Article publication date: 23 October 2007

287

Citation

Loughlin, C. (2007), "Divide and conquer", Industrial Robot, Vol. 34 No. 6. https://doi.org/10.1108/ir.2007.04934faa.001

Publisher

:

Emerald Group Publishing Limited

Copyright © 2007, Emerald Group Publishing Limited


Divide and conquer

As I write this, I have just returned from attending the CLAWAR 2007 Conference (Climbing and Walking Robots, Singapore, 16-18 July 2007) and one of the highlights of the conference for me personally was being able to present the “Industrial Robot Award: for practical innovation in the field of robotics”.

This year the award went to a group Centre for Automated and Robotic NDT, London South Bank University, UK for their paper “Development of a climbing robot for inspection of long weld lines”.

Welding is one of the earliest applications for robots and is still one of the most common, and yet it is also one that continues to generate a significant number of new technical developments and innovations.

Welding together of cars and other fabrications as they roll down, a production line is now somewhat routine. The robots are firmly bolted to the shop floor and they perform the same welding operations time after time. When you are making cars then this is exactly what you want, each car should be the same as the one before it and the last thing you want is variability.

The real challenge for robot welding these days is not the automotive industry but instead lies in the welding together of large structures such as buildings, bridges and ships where virtually every weld is unique and where the sheer size of the operation implies unavoidable variation in part location. You can forget about sub-millimeter accuracies and absolute positioning to a few thou. As soon as you start talking big, everything moves around as thermal and gravitational bending forces come into the equation.

The challenge today is to take the robot welder to the workpiece and not the other way round. The robot must be able to position itself at the correct location and be able to weld horizontally, vertical, overhead and all angles in between. Another added difficulty is that because each weld is effectively unique you cannot apply normal statistical sampling techniques to monitor weld quality. Each section of weld needs to be inspected to verify its quality, and usually this inspection needs to be done as the welding continues so that the operation can be halted if problems occur before too much damage occurs and too much rework is created.

What appealed to me and the other judges about the above paper was that the various tasks of welding and inspection had been broken down and shared between multiple robots. In this case, three robots are used. A utility robot that basically carries the reel of welding wire, the welding robot itself and finally the NDT robot that checks the quality of the welds.

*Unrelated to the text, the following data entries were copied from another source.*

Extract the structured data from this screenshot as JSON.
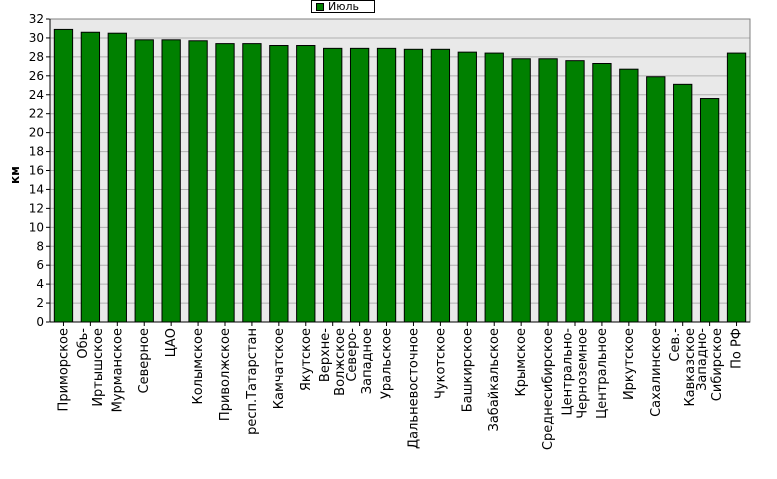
{
  "chart_data": {
    "type": "bar",
    "title": "",
    "xlabel": "",
    "ylabel": "км",
    "ylim": [
      0,
      32
    ],
    "yticks": [
      0,
      2,
      4,
      6,
      8,
      10,
      12,
      14,
      16,
      18,
      20,
      22,
      24,
      26,
      28,
      30,
      32
    ],
    "grid": true,
    "legend_position": "top-center",
    "colors": {
      "bar": "#008000",
      "bar_edge": "#000000",
      "plot_bg": "#e9e9e9",
      "grid": "#b0b0b0"
    },
    "categories": [
      [
        "Приморское"
      ],
      [
        "Обь-",
        "Иртышское"
      ],
      [
        "Мурманское"
      ],
      [
        "Северное"
      ],
      [
        "ЦАО"
      ],
      [
        "Колымское"
      ],
      [
        "Приволжское"
      ],
      [
        "респ.Татарстан"
      ],
      [
        "Камчатское"
      ],
      [
        "Якутское"
      ],
      [
        "Верхне-",
        "Волжское"
      ],
      [
        "Северо-",
        "Западное"
      ],
      [
        "Уральское"
      ],
      [
        "Дальневосточное"
      ],
      [
        "Чукотское"
      ],
      [
        "Башкирское"
      ],
      [
        "Забайкальское"
      ],
      [
        "Крымское"
      ],
      [
        "Среднесибирское"
      ],
      [
        "Центрально-",
        "Черноземное"
      ],
      [
        "Центральное"
      ],
      [
        "Иркутское"
      ],
      [
        "Сахалинское"
      ],
      [
        "Сев.-",
        "Кавказское"
      ],
      [
        "Западно-",
        "Сибирское"
      ],
      [
        "По РФ"
      ]
    ],
    "series": [
      {
        "name": "Июль",
        "values": [
          30.9,
          30.6,
          30.5,
          29.8,
          29.8,
          29.7,
          29.4,
          29.4,
          29.2,
          29.2,
          28.9,
          28.9,
          28.9,
          28.8,
          28.8,
          28.5,
          28.4,
          27.8,
          27.8,
          27.6,
          27.3,
          26.7,
          25.9,
          25.1,
          23.6,
          28.4
        ]
      }
    ]
  }
}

By splitting the tasks in this way, the size and weight of each unit is reduced and because each unit is free to move relative to the other units the overall flexibility of the system is greatly increased. This all means that it will be able to perform a much higher percentage of welding tasks as compared to a larger, heavier robot that attempted to combine all operations in a single unit.

This approach is nothing new because it mimics the way that manual welding has been done for ages. The welding power supply and wire feed is in one box (or sometimes two), the welder holds the torch and the weld inspector follows behind sometime after. What is new however is that this tried and tested technique is now being automated.

The London South Bank University project is at an early stage of development, and no doubt numerous problems remain to be discovered and overcome, but it does demonstrate the sort of lateral thinking that we need to embrace if welding robots are to detach themselves from the factory floor and tackle the great many opportunities that await.

A revised and updated version of the paper will be published in a future issue of our journal and I look forward to seeing how the project progresses.